О том, что мы (как «РФ») сейчас творим историю, недвусмысленно говорит президент, например, недавно апеллировавший к миссии Петра. Возможно, с позиций православия, принадлежность к которому сегодня такая же обязательная составляющая патриотизма, какой совсем недавно и часто для тех же самых людей была вера в идеалы коммунизма, это гордыня — наверное, единственный из смертных грехов, расплата за который наступает обычно еще при жизни и более или менее безотлагательно.

Однако нам важно, что «историческая миссия» и причастность к ней освобождают от всякой ответственности в сфере права и даже в интимной сфере совести обеспечивают их носителю привилегированное положение и как бы иммунитет.

Что с того, что у Думы все последние законы антиконституционны — депутаты «куют победу, творят историю», до того ли им! Судья Олеся Менделеева, отоварив Алексея Горинова семью годами лишения свободы за сомнение в этичности конкурса детских рисунков ко Дню Победы, не побежит каяться: ведь она работает не в суде, а «в истории», а у той совсем другие масштабы — и что ей какой-то там Горинов, какие-то не наши дети! Да и сами они: депутаты, следователи, прокуроры, судьи, генералы, рядовые и омоновцы — только «винтики» в грандиозном механизме истории. А заправляет им сами знаете кто, но и он скорее олицетворяет исторический рок. А сунешь туда пальчик — будет, как сами знаете с кем.

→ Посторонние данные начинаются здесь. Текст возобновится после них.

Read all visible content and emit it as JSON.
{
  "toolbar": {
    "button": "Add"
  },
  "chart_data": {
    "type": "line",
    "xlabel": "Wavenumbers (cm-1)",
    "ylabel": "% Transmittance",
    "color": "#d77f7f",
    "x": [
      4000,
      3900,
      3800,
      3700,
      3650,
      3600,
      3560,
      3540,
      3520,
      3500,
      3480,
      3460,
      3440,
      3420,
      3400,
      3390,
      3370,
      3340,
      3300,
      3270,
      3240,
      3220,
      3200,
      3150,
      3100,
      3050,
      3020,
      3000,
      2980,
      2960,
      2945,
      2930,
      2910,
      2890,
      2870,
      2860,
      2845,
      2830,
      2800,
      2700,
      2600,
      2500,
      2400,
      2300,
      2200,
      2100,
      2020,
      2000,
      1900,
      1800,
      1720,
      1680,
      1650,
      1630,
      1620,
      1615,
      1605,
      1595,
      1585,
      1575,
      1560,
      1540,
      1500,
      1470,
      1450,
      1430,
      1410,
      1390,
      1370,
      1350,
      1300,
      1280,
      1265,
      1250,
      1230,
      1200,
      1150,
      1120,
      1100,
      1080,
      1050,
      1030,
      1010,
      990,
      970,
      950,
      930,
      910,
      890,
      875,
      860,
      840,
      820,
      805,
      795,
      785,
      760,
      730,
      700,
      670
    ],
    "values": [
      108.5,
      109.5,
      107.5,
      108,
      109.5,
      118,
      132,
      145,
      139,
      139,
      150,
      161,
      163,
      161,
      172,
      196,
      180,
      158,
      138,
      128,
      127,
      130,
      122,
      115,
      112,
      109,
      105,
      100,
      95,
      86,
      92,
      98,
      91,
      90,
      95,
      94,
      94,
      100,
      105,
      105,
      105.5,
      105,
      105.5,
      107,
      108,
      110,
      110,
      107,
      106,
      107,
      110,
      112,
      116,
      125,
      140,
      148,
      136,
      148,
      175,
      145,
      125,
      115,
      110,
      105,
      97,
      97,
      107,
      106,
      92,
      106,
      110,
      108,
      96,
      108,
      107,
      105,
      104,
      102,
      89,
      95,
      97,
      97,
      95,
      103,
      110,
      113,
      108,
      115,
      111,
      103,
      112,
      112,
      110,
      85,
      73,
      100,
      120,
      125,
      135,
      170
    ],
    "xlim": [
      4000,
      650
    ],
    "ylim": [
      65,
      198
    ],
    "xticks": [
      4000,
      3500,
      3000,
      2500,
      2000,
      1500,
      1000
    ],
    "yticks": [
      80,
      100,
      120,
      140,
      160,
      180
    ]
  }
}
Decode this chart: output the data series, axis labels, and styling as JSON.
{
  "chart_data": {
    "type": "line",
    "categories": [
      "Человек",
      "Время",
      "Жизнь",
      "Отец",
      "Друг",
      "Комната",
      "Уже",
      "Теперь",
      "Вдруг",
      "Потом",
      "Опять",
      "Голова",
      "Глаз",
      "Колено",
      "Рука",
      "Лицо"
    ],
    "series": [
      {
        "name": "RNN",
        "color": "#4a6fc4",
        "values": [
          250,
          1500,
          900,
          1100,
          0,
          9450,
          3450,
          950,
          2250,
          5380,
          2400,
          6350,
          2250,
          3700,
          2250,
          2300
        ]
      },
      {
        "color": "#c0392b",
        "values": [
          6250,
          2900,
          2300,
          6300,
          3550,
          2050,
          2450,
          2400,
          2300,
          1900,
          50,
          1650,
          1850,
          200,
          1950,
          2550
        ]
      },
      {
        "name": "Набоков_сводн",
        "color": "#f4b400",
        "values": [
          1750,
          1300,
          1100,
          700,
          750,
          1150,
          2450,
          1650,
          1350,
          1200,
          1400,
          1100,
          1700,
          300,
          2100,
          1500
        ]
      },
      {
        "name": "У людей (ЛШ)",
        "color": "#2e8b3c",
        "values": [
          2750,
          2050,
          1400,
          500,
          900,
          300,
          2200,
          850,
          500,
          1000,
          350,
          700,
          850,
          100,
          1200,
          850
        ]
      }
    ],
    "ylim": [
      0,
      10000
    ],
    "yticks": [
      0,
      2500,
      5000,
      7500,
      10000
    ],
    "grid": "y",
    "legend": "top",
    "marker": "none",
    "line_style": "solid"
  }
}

Примеры каждый день множатся, и разбирать их по отдельности нет смысла — особенно «с точки зрения права».

Можно относиться к этому с энтузиазмом — как, вероятно, многие депутаты; можно как к рутине — как, наверное, судьи; можно с ужасом, как солдат под Северодонецком. А кто-то успокаивает себя тем, что «лучше уж на этом месте буду я, чем кто-то еще хуже» — о таких Ханна Арендт вскользь заметила, что «люди, выбирающие наименьшее из зол, очень скоро забывают, что они выбрали зло». Можно, в конце концов, оставаться зрителем в истории, ужасаясь про себя, но помалкивая, потому что «от нас ничего не зависит». Для них Михаил Бахтин написал: «У нас нет алиби в бытии».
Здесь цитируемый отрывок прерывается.